2. Analysis of key points (1) A mechanism to constrain government debt. The "Opinions" propose to establish a standardized local government debt financing mechanism and establish a local government debt management mechanism that integrates "borrowing, using and repaying". The previous extensive government debt

Expansion is constrained.

"Borrowing" clarifies the lending entity and form of local government debt.

Only with the approval of the State Council, governments at the provincial (autonomous regions, municipalities directly under the Central Government) level can borrow debts appropriately. Governments at the city and county level need to borrow debts through provincial governments. Government debts cannot be borrowed through enterprises and institutions.

Secondly, local government borrowing adopts the form of government bonds, and solves the funding problem for the development of public welfare undertakings by issuing general bonds and special bonds. This form is very close to U.S. municipal bonds.

"Use" strictly limits the purpose of funds, and classifies debts into full-scale budget management.

Debt borrowed by local governments can only be used for public welfare capital expenditures and appropriate repayment of existing debts, and cannot be used for current expenditures.

Government debt should be included in full-scale budget management, budget constraints should be hardened, and a punishment mechanism for illegal use of government debt funds should be established.

"Repay" mainly clarifies the debt repayment entities and emergency mechanisms for local government debts.

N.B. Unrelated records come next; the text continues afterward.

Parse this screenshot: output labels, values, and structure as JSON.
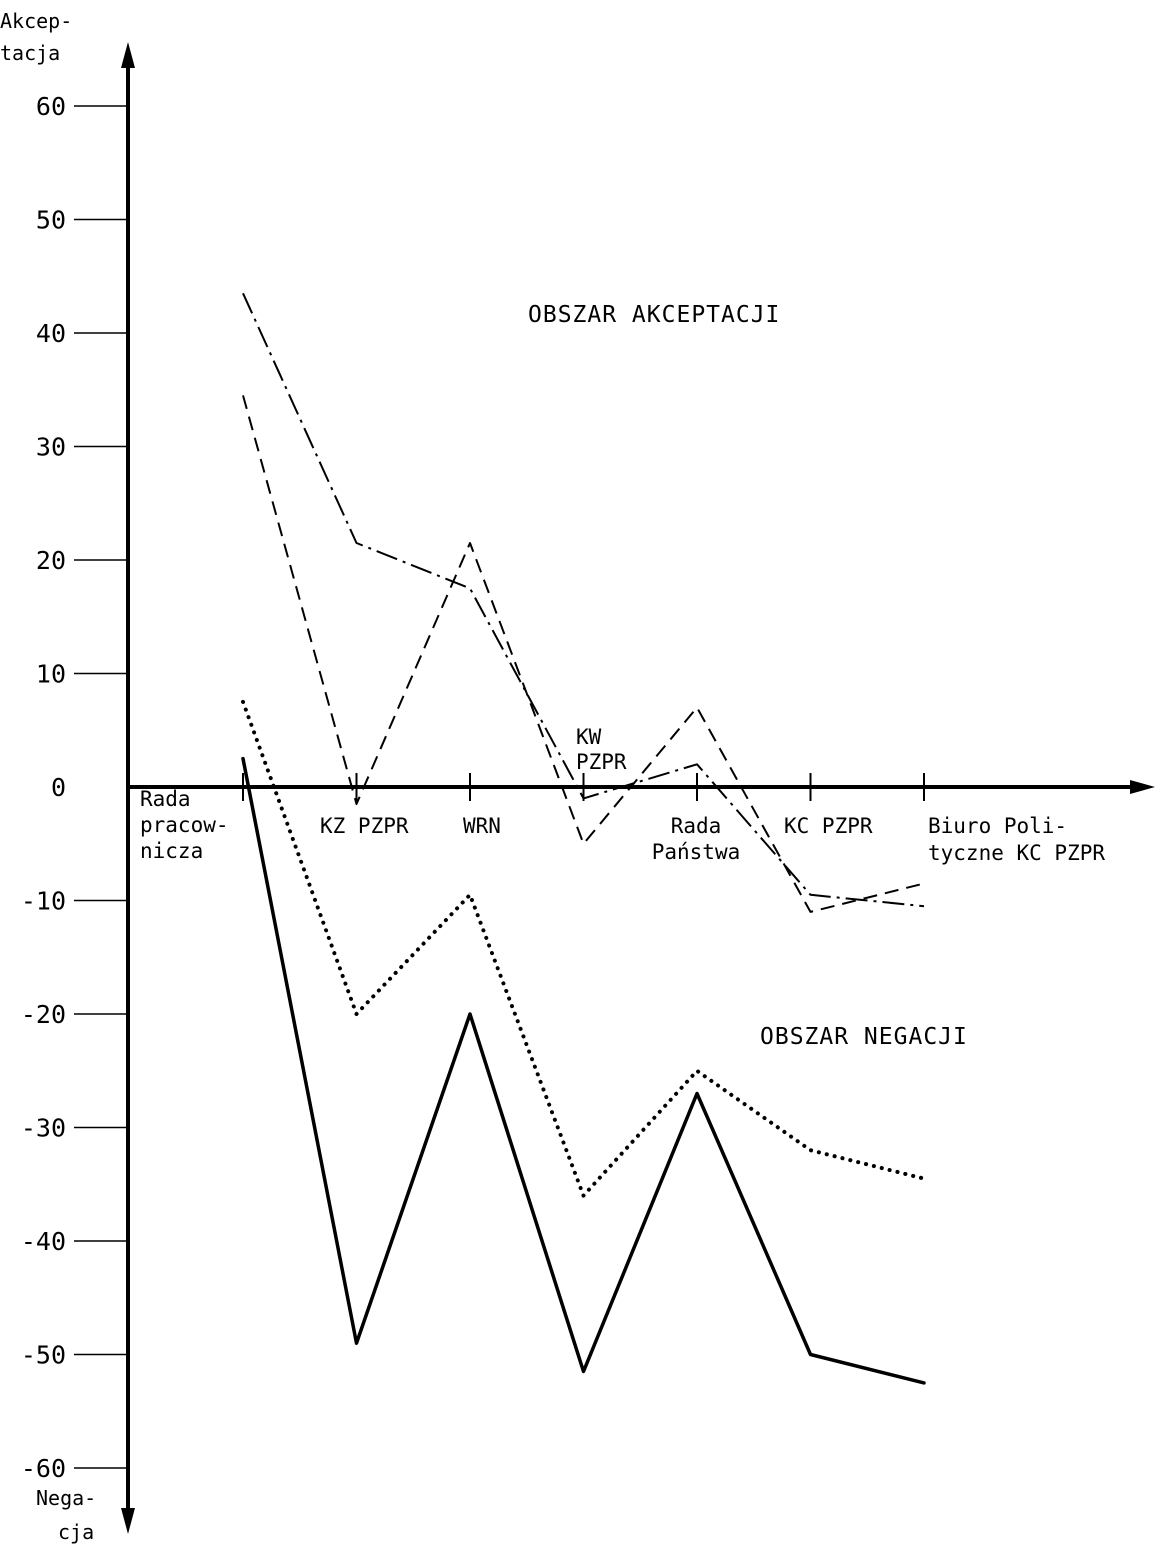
{
  "chart_data": {
    "type": "line",
    "title": "",
    "ylabel_top": [
      "Akcep-",
      "tacja"
    ],
    "ylabel_bottom": [
      "Nega-",
      "cja"
    ],
    "ylim": [
      -60,
      60
    ],
    "yticks": [
      60,
      50,
      40,
      30,
      20,
      10,
      0,
      -10,
      -20,
      -30,
      -40,
      -50,
      -60
    ],
    "ytick_labels": [
      "60",
      "50",
      "40",
      "30",
      "20",
      "10",
      "0",
      "-10",
      "-20",
      "-30",
      "-40",
      "-50",
      "-60"
    ],
    "categories": [
      [
        "Rada",
        "pracow-",
        "nicza"
      ],
      [
        "KZ PZPR"
      ],
      [
        "WRN"
      ],
      [
        "KW",
        "PZPR"
      ],
      [
        "Rada",
        "Państwa"
      ],
      [
        "KC PZPR"
      ],
      [
        "Biuro Poli-",
        "tyczne KC PZPR"
      ]
    ],
    "series": [
      {
        "style": "dash-dot",
        "values": [
          43.5,
          21.5,
          17.5,
          -1,
          2,
          -9.5,
          -10.5
        ]
      },
      {
        "style": "dashed",
        "values": [
          34.5,
          -1.5,
          21.5,
          -5,
          7,
          -11,
          -8.5
        ]
      },
      {
        "style": "dotted",
        "values": [
          7.5,
          -20,
          -9.5,
          -36,
          -25,
          -32,
          -34.5
        ]
      },
      {
        "style": "solid",
        "values": [
          2.5,
          -49,
          -20,
          -51.5,
          -27,
          -50,
          -52.5
        ]
      }
    ],
    "annotations": [
      {
        "text": "OBSZAR AKCEPTACJI",
        "x": 3.5,
        "y": 40
      },
      {
        "text": "OBSZAR NEGACJI",
        "x": 5,
        "y": -22
      }
    ],
    "grid": false,
    "legend": "none"
  }
}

It is clear that local governments are responsible for repaying the debts they borrow, and the central government implements the principle of no bailout.

In terms of emergency mechanisms, when it is still difficult for local governments to raise funds through various channels such as liquidating resources and reducing expenditures to repay debts on their own, it is clearly stated that local governments must report in a timely manner, and governments at the same level and higher levels must initiate debt risk emergency response plans and

Accountability mechanism to effectively resolve debt risks and hold relevant personnel accountable.

This arrangement can prevent the blind expansion of local government debt to a certain extent.

(2) Two ideas to solve the debt problem. According to the government debt audit results as of the end of June 2013, my country’s central government debt accounts for about 20% of GDP, while local government debt accounts for about 32%. The total government debt The debt ratio is about 52%. Taking into account the incremental debt after June 2013, my country's government debt ratio is currently approaching the international security warning line of 60%.

The peak of local government debt repayment was precisely from 2013 to 2015.

On the other hand, in the current context of new urbanization, it is expected that the funding gap for urbanization construction will reach 42 trillion by 2020, and a large amount of government debt will still be required.